Так и входят они в арестованный дом:
первой – Вылка с ружьем, Арнаут – тот за ней, стало быть, третьим кисметом[30] застрял Панайот.
«Ты чего, телепень, заблудился за
спинами? По былой похвальбе, оробелость навроде тебя не берет. Что ж ты деток
своих не приветствуешь, а? – хулиганит насмешками Вылко. – Поплясать с ними в
общий запряг, надо быть, не приладишься?» – «Говори, что таишь на уме, –
обрывает его Арнаут. – Коли вызвал в размен, мы на это собой благосклонные». –
«Погоди ты, солдат! Не решил я еще, чем вас грамотней в слякоть занизить. И
стрельнуть вам в глаза невтерпеж, и подольше намучить – нелишние опыты». – «Ты
и так уж беды навертел. Кобелька и сучонку извел, ребятишек почти окочурил. Не
снесут они медленной шутки твоей. Не дай господи, на́ люди дернутся… Чай,
рука-то не дрогнет?.. Хоть меня, хоть его, хоть вдвоем постреляй, а мальцов
пощади, не казни возмутительным ужасом». – «Вы бы, дедушка, сердца послушались,
– клянчит Вылка невольцам амнистию. – Как же дальше мне вас полюбить, коли
крайней бедой доконаете? Отложите в спасенье винтовку и на воздух отвлечься
сходите. По нетрезвости вашей проступки мы все позабудем. В возмещенье собачек
закупим молочных щенков и под прежними кличками выкормим. Верно ль скрепляю вам
дружбы посулом? Не поддакнешь мне, дядюшка?». Панайот потащил взгляд от пола,
хотел подтвердить и не справился, промахнулся в забытых словах и по-рыбьи
пыхну́л. «Не могу я их, внуча, отсюда простить, – признается растроганный
Вылко. – Я им – жизнь, а они мне – в заспинки свинец! Сами оба в убивцы меня и
загнали. Пущай же пеняют себе на заразные придури… Клад турецкий вам, значит,
приспичило? Тады отправляйтесь за Паро в подземные розыски!». И ружьем Панайоту
в пупок средоточится. Тот наскучил стоять и осел на колени: лучше так, лучше в
лоб, в лоб захлопнусь быстрей. «А теперича ты, Арнаут», – назначает попрание
Вылко. «Шибко факелы в ноздри коптят, глаза разъедают. Ты в ведро загаси, –
наставляет солдат, облезая на доски. – Чай, с коленок назад не подрапаем.

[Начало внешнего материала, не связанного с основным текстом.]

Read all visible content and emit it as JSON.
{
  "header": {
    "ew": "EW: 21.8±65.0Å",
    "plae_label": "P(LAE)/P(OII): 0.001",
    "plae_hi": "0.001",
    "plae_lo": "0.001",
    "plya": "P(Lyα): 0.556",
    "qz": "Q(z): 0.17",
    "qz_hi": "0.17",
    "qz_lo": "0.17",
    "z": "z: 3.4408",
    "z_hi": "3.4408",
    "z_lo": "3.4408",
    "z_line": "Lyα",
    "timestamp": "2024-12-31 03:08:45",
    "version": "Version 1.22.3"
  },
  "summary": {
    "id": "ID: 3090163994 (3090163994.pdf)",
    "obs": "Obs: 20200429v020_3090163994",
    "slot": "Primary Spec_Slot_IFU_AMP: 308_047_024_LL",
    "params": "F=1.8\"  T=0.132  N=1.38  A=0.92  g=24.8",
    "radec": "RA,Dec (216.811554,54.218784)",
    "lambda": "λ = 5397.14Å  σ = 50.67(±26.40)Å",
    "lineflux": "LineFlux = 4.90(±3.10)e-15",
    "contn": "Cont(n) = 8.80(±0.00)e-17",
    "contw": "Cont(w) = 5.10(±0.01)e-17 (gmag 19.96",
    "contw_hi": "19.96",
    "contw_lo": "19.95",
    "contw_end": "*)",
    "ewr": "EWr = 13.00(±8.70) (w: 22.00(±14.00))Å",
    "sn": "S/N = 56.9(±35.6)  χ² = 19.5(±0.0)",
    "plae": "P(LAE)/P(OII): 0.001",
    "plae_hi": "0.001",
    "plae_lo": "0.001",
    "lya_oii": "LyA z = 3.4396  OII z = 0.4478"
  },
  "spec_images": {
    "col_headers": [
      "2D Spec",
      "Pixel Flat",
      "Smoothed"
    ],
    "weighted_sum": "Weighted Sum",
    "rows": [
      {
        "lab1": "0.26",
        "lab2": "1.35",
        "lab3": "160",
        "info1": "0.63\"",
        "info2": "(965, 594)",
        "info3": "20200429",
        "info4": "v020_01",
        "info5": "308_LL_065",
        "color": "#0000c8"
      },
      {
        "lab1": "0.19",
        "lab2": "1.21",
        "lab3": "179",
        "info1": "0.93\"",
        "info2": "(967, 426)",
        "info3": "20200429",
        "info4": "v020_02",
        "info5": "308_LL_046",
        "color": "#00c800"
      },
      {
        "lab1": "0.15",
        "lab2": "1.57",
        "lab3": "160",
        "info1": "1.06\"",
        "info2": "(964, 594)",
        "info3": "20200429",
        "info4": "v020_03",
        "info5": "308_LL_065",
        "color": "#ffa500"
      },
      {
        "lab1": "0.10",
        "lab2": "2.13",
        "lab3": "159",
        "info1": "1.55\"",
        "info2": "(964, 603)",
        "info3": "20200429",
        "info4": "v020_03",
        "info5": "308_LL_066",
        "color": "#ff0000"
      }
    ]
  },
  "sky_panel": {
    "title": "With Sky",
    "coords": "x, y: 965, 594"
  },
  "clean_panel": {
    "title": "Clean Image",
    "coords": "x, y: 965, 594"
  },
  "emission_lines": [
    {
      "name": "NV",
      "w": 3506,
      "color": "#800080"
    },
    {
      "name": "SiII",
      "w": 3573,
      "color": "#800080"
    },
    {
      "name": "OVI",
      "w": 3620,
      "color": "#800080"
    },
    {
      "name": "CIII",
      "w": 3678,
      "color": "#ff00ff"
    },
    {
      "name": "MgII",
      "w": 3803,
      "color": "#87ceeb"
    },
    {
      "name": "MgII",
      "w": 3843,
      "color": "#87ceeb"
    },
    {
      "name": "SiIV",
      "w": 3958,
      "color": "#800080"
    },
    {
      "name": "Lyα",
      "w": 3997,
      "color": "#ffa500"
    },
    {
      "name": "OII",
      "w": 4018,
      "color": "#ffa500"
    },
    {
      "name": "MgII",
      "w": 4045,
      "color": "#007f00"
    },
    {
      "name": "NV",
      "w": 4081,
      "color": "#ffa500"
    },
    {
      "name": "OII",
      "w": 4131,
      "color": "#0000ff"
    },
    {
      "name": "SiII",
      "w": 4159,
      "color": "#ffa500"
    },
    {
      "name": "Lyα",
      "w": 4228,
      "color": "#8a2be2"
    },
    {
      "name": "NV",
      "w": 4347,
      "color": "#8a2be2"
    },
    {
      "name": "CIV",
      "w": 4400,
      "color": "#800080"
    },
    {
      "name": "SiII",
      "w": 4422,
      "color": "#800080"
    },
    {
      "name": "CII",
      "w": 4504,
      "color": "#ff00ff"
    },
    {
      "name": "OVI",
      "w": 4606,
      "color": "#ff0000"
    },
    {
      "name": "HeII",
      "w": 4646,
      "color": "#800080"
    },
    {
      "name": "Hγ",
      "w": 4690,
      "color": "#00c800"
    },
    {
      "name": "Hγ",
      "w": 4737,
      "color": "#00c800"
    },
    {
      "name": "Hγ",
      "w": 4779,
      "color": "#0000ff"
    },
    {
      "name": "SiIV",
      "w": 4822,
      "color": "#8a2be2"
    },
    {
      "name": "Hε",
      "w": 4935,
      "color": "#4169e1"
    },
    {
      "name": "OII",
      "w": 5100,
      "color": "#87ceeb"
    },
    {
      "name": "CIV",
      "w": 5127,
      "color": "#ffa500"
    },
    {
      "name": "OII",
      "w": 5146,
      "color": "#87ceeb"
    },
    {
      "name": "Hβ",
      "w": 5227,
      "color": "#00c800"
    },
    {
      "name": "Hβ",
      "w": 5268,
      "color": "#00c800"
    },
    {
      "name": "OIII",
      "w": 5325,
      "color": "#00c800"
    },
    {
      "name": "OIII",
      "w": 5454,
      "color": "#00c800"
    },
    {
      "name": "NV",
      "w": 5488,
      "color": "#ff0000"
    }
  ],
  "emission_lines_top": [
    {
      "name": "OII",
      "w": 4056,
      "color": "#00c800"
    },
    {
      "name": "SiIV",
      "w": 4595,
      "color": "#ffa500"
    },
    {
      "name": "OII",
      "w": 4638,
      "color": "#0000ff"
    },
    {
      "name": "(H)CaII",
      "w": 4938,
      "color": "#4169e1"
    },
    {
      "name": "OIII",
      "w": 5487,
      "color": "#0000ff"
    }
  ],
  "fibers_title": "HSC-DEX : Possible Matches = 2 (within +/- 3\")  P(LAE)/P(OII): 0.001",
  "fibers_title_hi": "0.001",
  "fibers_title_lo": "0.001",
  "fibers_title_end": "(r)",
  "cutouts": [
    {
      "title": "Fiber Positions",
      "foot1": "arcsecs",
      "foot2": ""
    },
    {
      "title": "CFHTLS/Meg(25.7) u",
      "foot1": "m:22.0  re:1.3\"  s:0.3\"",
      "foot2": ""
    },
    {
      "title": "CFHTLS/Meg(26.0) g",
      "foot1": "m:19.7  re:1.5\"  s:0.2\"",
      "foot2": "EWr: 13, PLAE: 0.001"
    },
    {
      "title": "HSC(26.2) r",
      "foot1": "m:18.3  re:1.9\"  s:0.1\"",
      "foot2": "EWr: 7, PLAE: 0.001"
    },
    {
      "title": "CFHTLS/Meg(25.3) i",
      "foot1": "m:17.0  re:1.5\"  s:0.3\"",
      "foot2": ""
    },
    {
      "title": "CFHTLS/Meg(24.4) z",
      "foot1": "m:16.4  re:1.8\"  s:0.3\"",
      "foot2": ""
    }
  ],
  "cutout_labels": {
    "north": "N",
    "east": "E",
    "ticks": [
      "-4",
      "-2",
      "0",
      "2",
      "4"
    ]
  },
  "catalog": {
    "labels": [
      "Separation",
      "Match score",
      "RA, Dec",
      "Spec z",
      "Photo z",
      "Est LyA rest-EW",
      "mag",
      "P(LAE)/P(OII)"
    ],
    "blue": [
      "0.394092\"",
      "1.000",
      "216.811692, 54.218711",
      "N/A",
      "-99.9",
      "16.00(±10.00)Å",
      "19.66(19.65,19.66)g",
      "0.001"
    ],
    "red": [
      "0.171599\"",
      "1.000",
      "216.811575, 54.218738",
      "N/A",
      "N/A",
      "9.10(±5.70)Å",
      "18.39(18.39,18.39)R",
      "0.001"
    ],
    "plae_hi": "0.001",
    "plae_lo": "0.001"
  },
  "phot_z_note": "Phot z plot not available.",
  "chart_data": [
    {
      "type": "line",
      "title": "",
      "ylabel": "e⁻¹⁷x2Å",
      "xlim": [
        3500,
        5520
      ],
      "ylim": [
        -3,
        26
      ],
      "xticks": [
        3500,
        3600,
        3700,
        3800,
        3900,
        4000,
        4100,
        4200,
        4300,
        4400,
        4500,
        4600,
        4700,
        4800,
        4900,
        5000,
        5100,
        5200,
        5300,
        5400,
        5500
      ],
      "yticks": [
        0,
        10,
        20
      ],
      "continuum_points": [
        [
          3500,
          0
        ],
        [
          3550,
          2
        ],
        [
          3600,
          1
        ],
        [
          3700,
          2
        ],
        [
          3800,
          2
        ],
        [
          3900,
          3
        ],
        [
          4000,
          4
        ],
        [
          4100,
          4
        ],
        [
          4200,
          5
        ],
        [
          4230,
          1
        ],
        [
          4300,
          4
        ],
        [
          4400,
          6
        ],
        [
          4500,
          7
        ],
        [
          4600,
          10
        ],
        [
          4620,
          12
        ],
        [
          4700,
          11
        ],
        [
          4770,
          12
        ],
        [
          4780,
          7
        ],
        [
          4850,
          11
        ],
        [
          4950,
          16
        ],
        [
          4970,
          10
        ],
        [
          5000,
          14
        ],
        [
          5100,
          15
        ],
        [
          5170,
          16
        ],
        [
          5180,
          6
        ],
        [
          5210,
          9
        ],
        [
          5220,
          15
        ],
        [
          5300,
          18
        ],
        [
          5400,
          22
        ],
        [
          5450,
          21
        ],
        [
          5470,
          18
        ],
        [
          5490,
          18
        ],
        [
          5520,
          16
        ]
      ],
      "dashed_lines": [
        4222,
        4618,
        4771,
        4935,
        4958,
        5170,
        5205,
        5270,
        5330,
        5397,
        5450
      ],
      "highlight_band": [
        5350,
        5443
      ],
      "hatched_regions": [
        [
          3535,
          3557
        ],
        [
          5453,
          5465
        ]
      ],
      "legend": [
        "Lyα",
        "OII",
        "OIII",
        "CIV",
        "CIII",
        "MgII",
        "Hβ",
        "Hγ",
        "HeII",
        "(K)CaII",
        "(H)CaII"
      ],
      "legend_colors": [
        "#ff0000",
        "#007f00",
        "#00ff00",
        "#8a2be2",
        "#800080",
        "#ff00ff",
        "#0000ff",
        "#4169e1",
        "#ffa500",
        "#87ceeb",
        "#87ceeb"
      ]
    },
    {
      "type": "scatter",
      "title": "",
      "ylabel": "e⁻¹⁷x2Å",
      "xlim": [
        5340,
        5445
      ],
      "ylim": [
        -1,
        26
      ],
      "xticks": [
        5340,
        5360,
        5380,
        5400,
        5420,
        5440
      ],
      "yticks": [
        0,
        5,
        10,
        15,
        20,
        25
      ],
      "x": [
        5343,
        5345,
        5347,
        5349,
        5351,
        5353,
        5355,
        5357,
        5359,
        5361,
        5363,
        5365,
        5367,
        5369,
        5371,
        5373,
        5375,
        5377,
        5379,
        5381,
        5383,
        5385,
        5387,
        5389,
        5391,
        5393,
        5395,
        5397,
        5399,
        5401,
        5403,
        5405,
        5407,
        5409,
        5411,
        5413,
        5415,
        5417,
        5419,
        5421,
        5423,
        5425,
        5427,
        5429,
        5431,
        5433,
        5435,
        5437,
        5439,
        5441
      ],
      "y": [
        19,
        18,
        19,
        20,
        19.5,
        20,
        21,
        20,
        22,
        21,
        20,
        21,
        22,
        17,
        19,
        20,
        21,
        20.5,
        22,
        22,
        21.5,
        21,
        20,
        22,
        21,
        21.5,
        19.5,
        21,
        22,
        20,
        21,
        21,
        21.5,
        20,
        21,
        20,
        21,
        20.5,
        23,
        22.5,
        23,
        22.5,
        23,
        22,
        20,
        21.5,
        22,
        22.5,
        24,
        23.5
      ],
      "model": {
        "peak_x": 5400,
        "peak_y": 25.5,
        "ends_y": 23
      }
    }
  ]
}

Разрезай на ребятах затекшие путы, и ладно». Шевельнув бородой на окно, пытчик
внучке велит: «Крикни бабам, чтоб тож… Да куда же сама! Токмо эти и те. Нам с
тобой припадать не пристало». А она на него супротивится: «Извиняйте меня, что
приказа ослушаюсь: по таким разрушеньям опрятней со всеми корячиться». И,
задрав кверху юбку, к дядьям на постой присоседилась. Замутился каратель слезой
и в бессильные смехи ударился. Потом заурчал, вскинул палкой ружье и бабахнул огнем
в потолок. «Ну и как вам оно? До усрачки, поди, пронимает?». А Митошка ему и
лопочет из рёвного гвалта: «Очень страшно нам, прямо неистово, дедушка! Друг на
дружку локтями трясемся, токмо Нейка, грудняшка, кажись, успокоилась». –
«Померла, что ль?» – хрипит Панайот. «Ничего себе, дышит, – волнуется Цанка. –
Да скажи ей, чтоб глотку не драла! Передай: мол, покамест живем». Обернувшись
во двор, Вылка машет руками в открытую дверь на Бодурку: «Не ори ты накликом на
скорби! Нам визжаньем удачу не глазь. Деда в воздух обманно пальнули, щекатурку
в пабидах осыпали. В остальном все мы живы и слаженны, под молитвы и трепеты
милости ждем». – «Ну а ты что про страхи молчишь? – пристает к Панайоту старик.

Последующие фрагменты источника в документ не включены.